After what was more of a nap than a good night’s sleep, I was up and out the door at 7:30am to make it down there on time to the Silicon Valley Entrepreneurs & Startups’ meetup for their Pitch & Demo Day contest. We were one of the three companies that received an award so I guess it was worth it!
The Shutl Story
I made it back to the city by early evening, and went to grab a bite to eat with two fellow brits: Andy McLoughlin from Huddle (who you’ll remember from last week) and Tom Allason the founder of Shutl. Shutl allows online retailers who have bricks-and-mortar stores to offer shoppers delivery within minutes of purchase.
When a shopper chooses Shutl at checkout, Shutl assigns the order to a local courier who collects the order from a local store (rather than a warehouse) and then delivers to you when you want. Tom has a lot of experience in this area, as his previous company – which he founded with Jay Bregman, now Founder and CEO of Hailo – was eCourier.
Shutl is launching soon in the US and Tom tells a very interesting story about some of the differences that he has experienced in doing business in the US versus the UK. Shutl is now very popular with retailers in the UK as it helps them compete more effectively with Amazon. But it was not always that way.
When Shutl started in the UK the team had a hard time helping British companies understand that what they were offering was a competitive marketing advantage and not just a delivery logistics solution.

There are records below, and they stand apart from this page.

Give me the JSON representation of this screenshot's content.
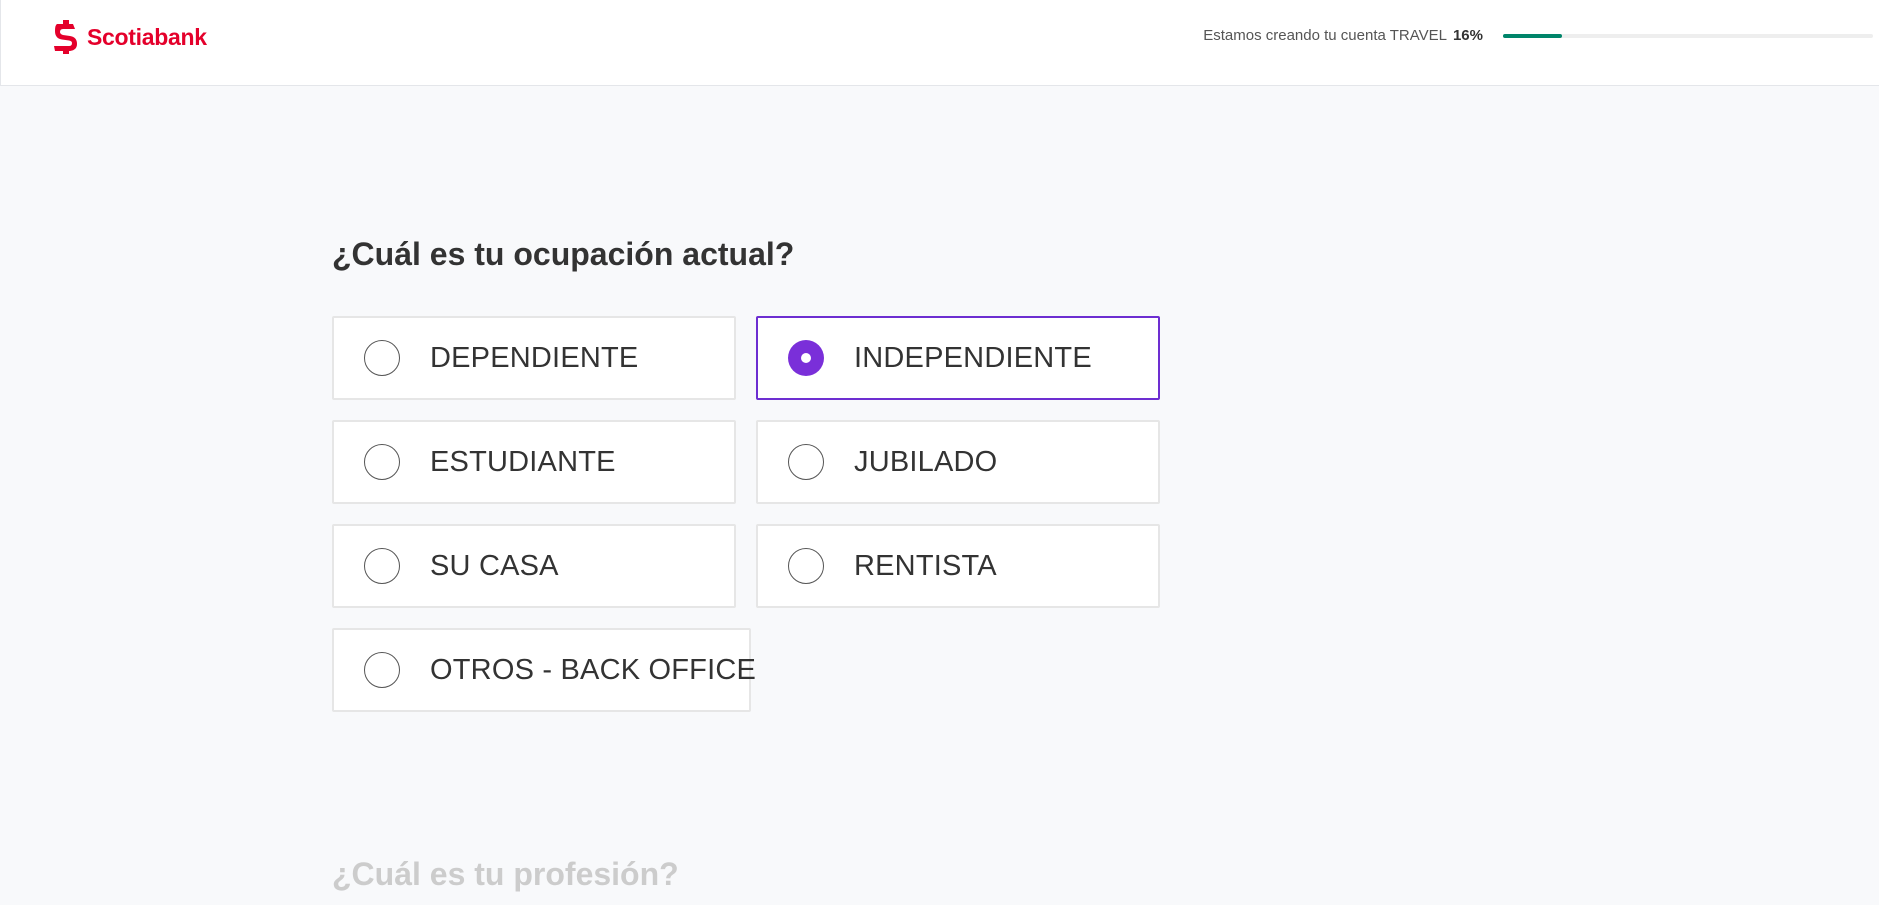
{
  "header": {
    "brand": "Scotiabank",
    "progress_label": "Estamos creando tu cuenta TRAVEL",
    "progress_percent_text": "16%",
    "progress_value": 0.16,
    "brand_color": "#e4002b",
    "progress_color": "#00856a"
  },
  "main": {
    "question": "¿Cuál es tu ocupación actual?",
    "options": [
      {
        "label": "DEPENDIENTE",
        "selected": false
      },
      {
        "label": "INDEPENDIENTE",
        "selected": true
      },
      {
        "label": "ESTUDIANTE",
        "selected": false
      },
      {
        "label": "JUBILADO",
        "selected": false
      },
      {
        "label": "SU CASA",
        "selected": false
      },
      {
        "label": "RENTISTA",
        "selected": false
      },
      {
        "label": "OTROS - BACK OFFICE",
        "selected": false
      }
    ],
    "next_question": "¿Cuál es tu profesión?",
    "accent_color": "#7a2fd9"
  }
}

Apparently the experience has been very different with the US market. Early on, Shutl began to get enquiries from US retailers asking when they would be bringing Shutl to the States. Having not yet achieved everything that they wanted to achieve in the UK, the team in London felt that they had to brush off these enquiries with a simple “coming soon” response.
But the demand from the US continued to grow. They knew they had to start the move when US retailers were flying executives out to meet them on multiple Falcon jets because the corporate insurance policy would not cover that many executives being on the same plane! A very different experience to the UK where they had to push to their customers, in the US they were pulled by their customers. Tom believes that US companies are always seeking competitive advantage and simply like to build new stuff whereas in the UK we can sometimes be a bit too happy with the status quo.

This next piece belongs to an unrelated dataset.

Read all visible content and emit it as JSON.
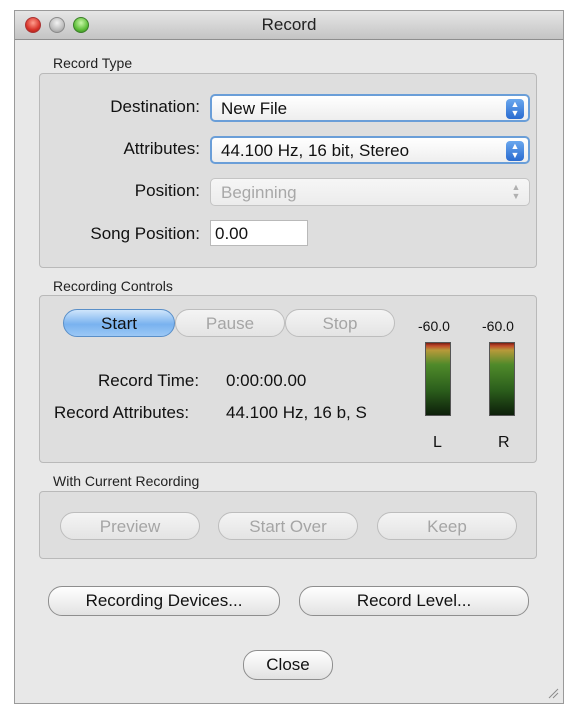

Andy brought Tom and me along to a housewarming party for Tim Bradshaw – another Brit and The Financial Times technology correspondent in San Francisco. The party was a lot of fun, especially when we got down to playing Cards Against Humanity, which was introduced to me by the ex-pats as “a very San Francisco game”. Turns out that it started as a kickstarter project and has really caught on out here.
It works a lot like Apples to Apples, in that one person plays a question card and the other players submit an answer card and the person who asked the question chooses their favorite answer as the winner. To do well you have to play the person: are they the sort of person who would enjoy a clever answer or a dirty one? My personal favourite combo was the following. Question: Before Michael Jackson died, in his last moments he thought about ____? Answer: Michael Jackson.
The Boss is in Town
On Sunday I was joined by my CEO David White and one of our developers Chris Alexander. The two of them will be out here until the end of August going to different events helping me to drum up some excitement about our company.
We had a nice catch up on all the things that have been happening on both sides of the pond over coffee. I hope they like being busy, because as you can see there is a lot to do out here…even in the weekends!